Application jar file scoopi-x.x.x.jar is in lib folder along with other
dependencies. The conf folder holds the configuration files and the main
configuration file is conf/scoopi.properties
. By default, following
two properties are defined.
scoopi.defs.dir=/defs/examples/jsoup/ex-1
scoopi.useDatastore=false
The property scoopi.defs.dir points to example 1 which is loaded when we run Scoopi. The other property scoopi.useDatastore is set to false which allows us to run Scoopi without setting up database. In a later chapter, we show how to setup database and use it to persist Scoopi objects. Till then, set it to false.

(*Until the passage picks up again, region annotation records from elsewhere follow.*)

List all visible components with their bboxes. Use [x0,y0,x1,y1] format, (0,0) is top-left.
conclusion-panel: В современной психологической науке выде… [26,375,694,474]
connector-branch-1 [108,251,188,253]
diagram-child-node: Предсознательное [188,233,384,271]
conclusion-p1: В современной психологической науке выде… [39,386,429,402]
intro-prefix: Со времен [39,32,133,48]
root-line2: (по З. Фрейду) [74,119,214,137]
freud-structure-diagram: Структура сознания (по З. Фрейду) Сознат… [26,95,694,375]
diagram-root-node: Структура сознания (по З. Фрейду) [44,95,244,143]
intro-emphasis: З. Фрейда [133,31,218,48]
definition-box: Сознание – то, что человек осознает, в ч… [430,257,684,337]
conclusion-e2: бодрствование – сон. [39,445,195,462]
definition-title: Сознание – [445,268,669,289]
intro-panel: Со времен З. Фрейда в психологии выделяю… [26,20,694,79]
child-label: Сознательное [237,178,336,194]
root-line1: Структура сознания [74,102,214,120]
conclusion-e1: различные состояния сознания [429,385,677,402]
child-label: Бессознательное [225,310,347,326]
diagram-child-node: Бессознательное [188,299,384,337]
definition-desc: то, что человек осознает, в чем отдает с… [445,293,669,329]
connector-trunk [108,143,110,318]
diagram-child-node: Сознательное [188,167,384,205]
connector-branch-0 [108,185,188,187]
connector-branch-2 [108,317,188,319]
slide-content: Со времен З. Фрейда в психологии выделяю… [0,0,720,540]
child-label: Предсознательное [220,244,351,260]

Let’s run Scoopi and check the installation.
cd scoopi-x.x.x
scoopi.sh // scoopi.bat for windows
It starts ScoopiEngine and loads files defined in
defs/examples/jsoup/ex-1
folder and outputs data to output/data.txt
file.
As we progress through the guide, we cover examples one by one. To load
other examples, modify the scoopi.defs.dir property in
conf/scoopi.properties
and run Scoopi.
Examples
Scoopi comes with a set of example definition files : ex-1 to ex-14.
Examples uses HTML pages from examples/page
folder and extract data
from it. The pages are financial data such as Balance Sheet, Profit and
Loss Account and Share price etc., of a company. Each example builds on
the previous one, so that major portion of definitions remains same
throughout this guide for easy understanding of the concepts.
Examples come in two flavors – JSoup which uses selectors to query data and HtmlUnit which uses XPath as query. This guide focus on JSoup examples, as JSoup is easy to use and light on memory. HtmlUnit examples are same as JSoup ones but uses XPath for queries.
While running example you can disable persistence by setting
scoopi.useDatastore=false in conf/scoopi.properties
file. However,
there is no harm in running examples with useDatastore as true but
ensure that database is up and running else examples throw database not
found error.
In the next chapter, we start with Example 1.